Thomas Huber Recent Paintings and Drawings
Press Release



In my paintings I merge various unrelated media into a unified picture - a free flowing record of open creative process over time. The imagery alludes to natural processes of regeneration such as germination and mitosis or on the super macro scale, the bubbling emergence of new universes.

I start by creating a thickly sculpted gesso ground that I gouge into and upon which I build a collage of found lists, doodles, diagrams and other personal notations mostly made by others. The notes are from the past but are often plans, diagrams or reminders of something to be done in the future. I then use various media including photo transfers, acrylics, venetian plaster, wax and varnish to create layers of organic and architectural forms that flow in and out of each other revealing recognizable and semirecognizable images and words. The resulting layered web evokes potential energy inviting one to make synaptic connections in a journey through space and time.



Thomas Huber grew up in Buffalo. He moved to New York City to attend The School of Visual Arts and graduated in 1986 with a BFA with Honors.

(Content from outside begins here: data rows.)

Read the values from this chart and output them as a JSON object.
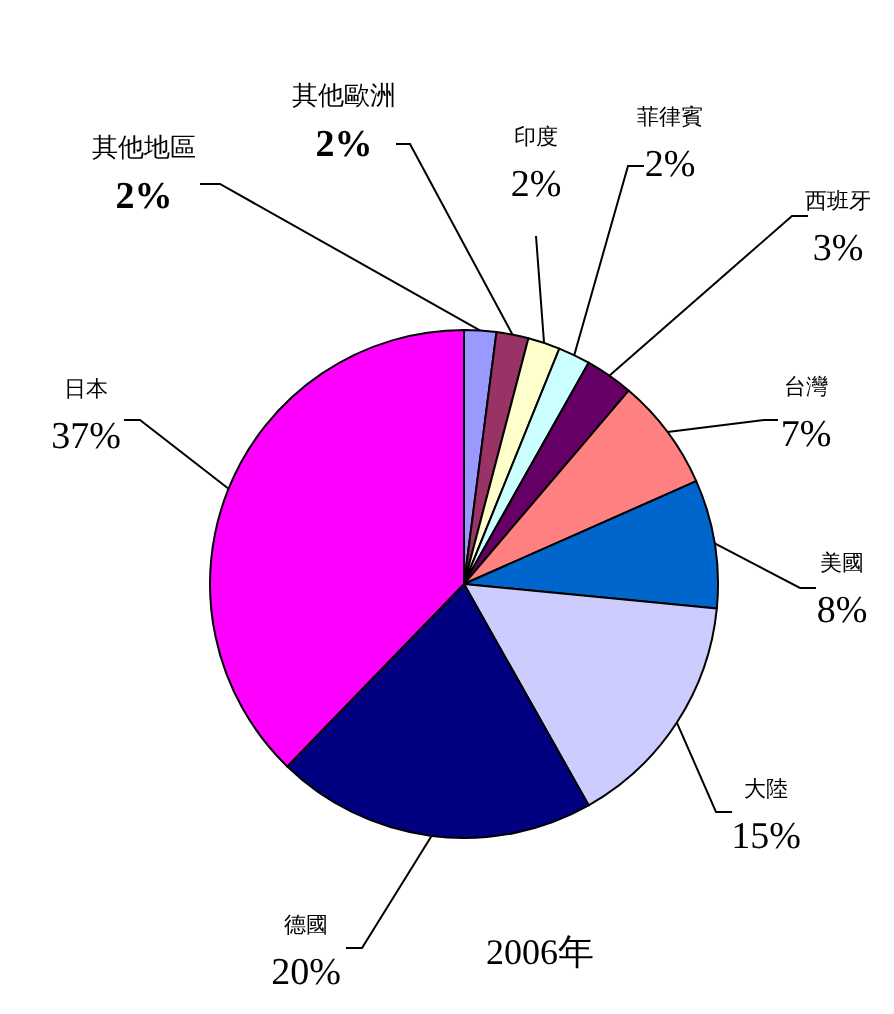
{
  "chart_data": {
    "type": "pie",
    "title": "2006年",
    "categories": [
      "其他地區",
      "其他歐洲",
      "印度",
      "菲律賓",
      "西班牙",
      "台灣",
      "美國",
      "大陸",
      "德國",
      "日本"
    ],
    "values": [
      2,
      2,
      2,
      2,
      3,
      7,
      8,
      15,
      20,
      37
    ],
    "value_labels": [
      "2%",
      "2%",
      "2%",
      "2%",
      "3%",
      "7%",
      "8%",
      "15%",
      "20%",
      "37%"
    ],
    "colors": [
      "#9999ff",
      "#993366",
      "#ffffcc",
      "#ccffff",
      "#660066",
      "#ff8080",
      "#0066cc",
      "#ccccff",
      "#000080",
      "#ff00ff"
    ]
  }
}
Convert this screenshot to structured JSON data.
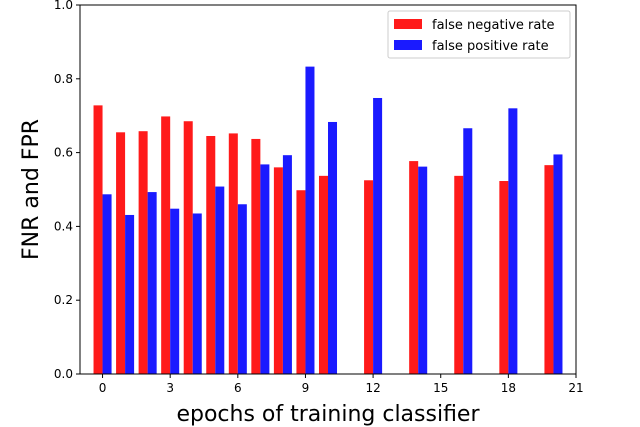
{
  "chart_data": {
    "type": "bar",
    "title": "",
    "xlabel": "epochs of training classifier",
    "ylabel": "FNR and FPR",
    "xlim": [
      -1,
      21
    ],
    "ylim": [
      0,
      1.0
    ],
    "xticks": [
      0,
      3,
      6,
      9,
      12,
      15,
      18,
      21
    ],
    "xtick_labels": [
      "0",
      "3",
      "6",
      "9",
      "12",
      "15",
      "18",
      "21"
    ],
    "yticks": [
      0,
      0.2,
      0.4,
      0.6,
      0.8,
      1.0
    ],
    "ytick_labels": [
      "0.0",
      "0.2",
      "0.4",
      "0.6",
      "0.8",
      "1.0"
    ],
    "legend_position": "top-right",
    "grid": false,
    "x": [
      0,
      1,
      2,
      3,
      4,
      5,
      6,
      7,
      8,
      9,
      10,
      12,
      14,
      16,
      18,
      20
    ],
    "series": [
      {
        "name": "false negative rate",
        "color": "#ff1a1a",
        "values": [
          0.728,
          0.655,
          0.658,
          0.698,
          0.685,
          0.645,
          0.652,
          0.637,
          0.56,
          0.498,
          0.537,
          0.525,
          0.577,
          0.537,
          0.523,
          0.566
        ]
      },
      {
        "name": "false positive rate",
        "color": "#1a1aff",
        "values": [
          0.487,
          0.431,
          0.493,
          0.448,
          0.435,
          0.508,
          0.46,
          0.568,
          0.593,
          0.833,
          0.683,
          0.748,
          0.562,
          0.666,
          0.72,
          0.595
        ]
      }
    ]
  }
}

He remained in New York City and began working with performance artist Yoshiko Chuma in her piece “The Housing project”. This led to several music projects where Huber played guitar and bass, most notably the infamous “House-O-Pork” who performed throughout the nineties at such various venues as PS 122, La Mama, Hallwalls, Jacob’s Pillow and King Tut’s Wah Wah Hut.

Throughout this period Huber continued to make paintings which increasingly became his focus. After moving to Cold Spring in 2000, he began showing his art work in Beacon, the Hudson Valley and throughout the US and beyond.

Huber recently began collaborating with Matt Frieburghaus and Laura Kaufman in a performance group called decomposer. Decomposer explores the interaction of sight and sound in space. It involves others who are given a set of rules to solve a problem in their own way within the group. Decomposers first performance, Many Centers One Song, involved 34 players who, following a set of rules, improvised with various instruments in a cow pasture. Players had to listen to others, play along and watch where they stepped.